Journaling As A Tool To Understand The Patterns Of Our Lives

Journaling is a tool for cultivating a friendship with yourself, with your quiet interior. That friendship is the basis of resourcefulness. Your quiet interior is a place of wisdom and peace. The Journal can help you explore the patterns that have emerged in your life—the patterns that have helped, and patterns that have repeatedly been associated with setbacks.

Journaling can be used in conjunction with meditation to explore the choices we’ve made in the past, and the options that currently confront us. It can help:

·      find the organic purpose that is seeking to unfold in your life.

·      recognize the pattern that is present beneath the surface of our life, the connective thread of your existence.

·      establish a harmony with the inner movement of our lives.

·      discover the goal of our life, the great experiment of each individual existence.

Reading old journal and outline notes helps me to see what richly layered beings we are. I recognize odd currents in my work, repeating words and images, patterns, as if we were each embedded with private themes, symbols that could help unlock the mysteries of our existence. . . Working with journals helps me to remember how vulnerable I make myself within the creative act and how vigilant I must be to stay honest.
- Diana Abu-Jaber,
novelist including Origin, The Language of Baklava and Crescent.

The themes, dreams, images and patterns that keep cropping up in our journals can provide important insights. Ignoring them, or trying to avoid them, can have its own, different adverse impact on our futures.
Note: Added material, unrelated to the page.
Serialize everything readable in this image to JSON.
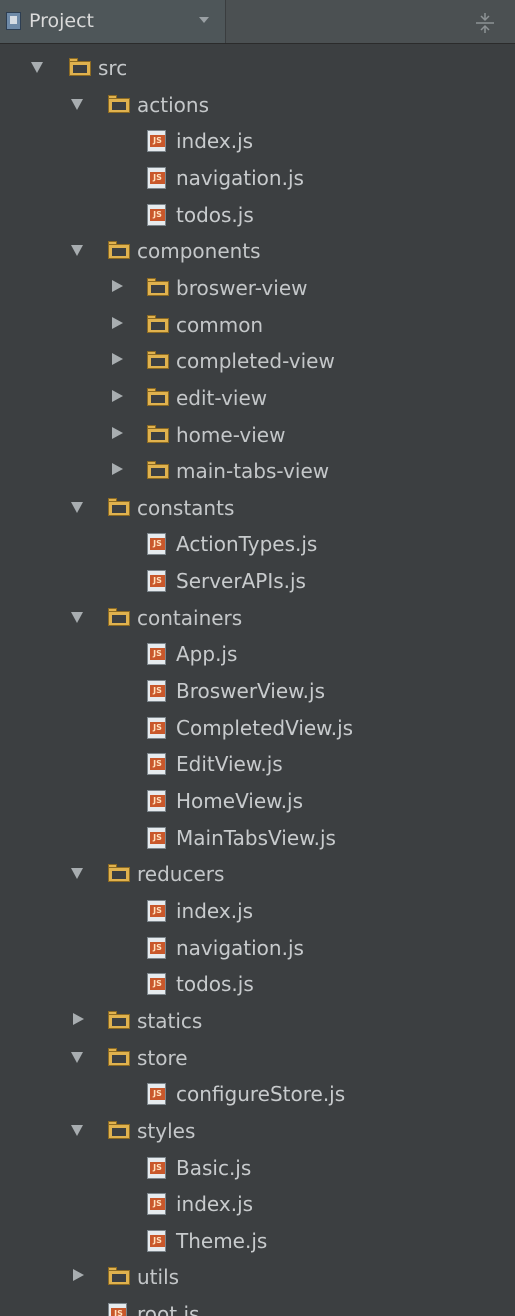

I’ve been keeping a journal off and on for 45 years. I’ll often go back and read journals from decades ago. It sometimes surprises me that the challenges I had then are the same challenges I have now. These are recurring dramas that have emerged out of self-defeating patterns I haven’t come to terms with or dealt with. In friendships that I’ve had for decades I see similar tendencies. The specifics are different. Their recurring challenges are different, but the point is that journaling can help us understand the current that underlies our lives, the patterns – those that help and those that defeat – and come to terms with them. Or overcome them, if the desire to do so is strong enough. 

Journaling question:  What do old journal notes tell you about how your challenges in life are changing, or remaining the same?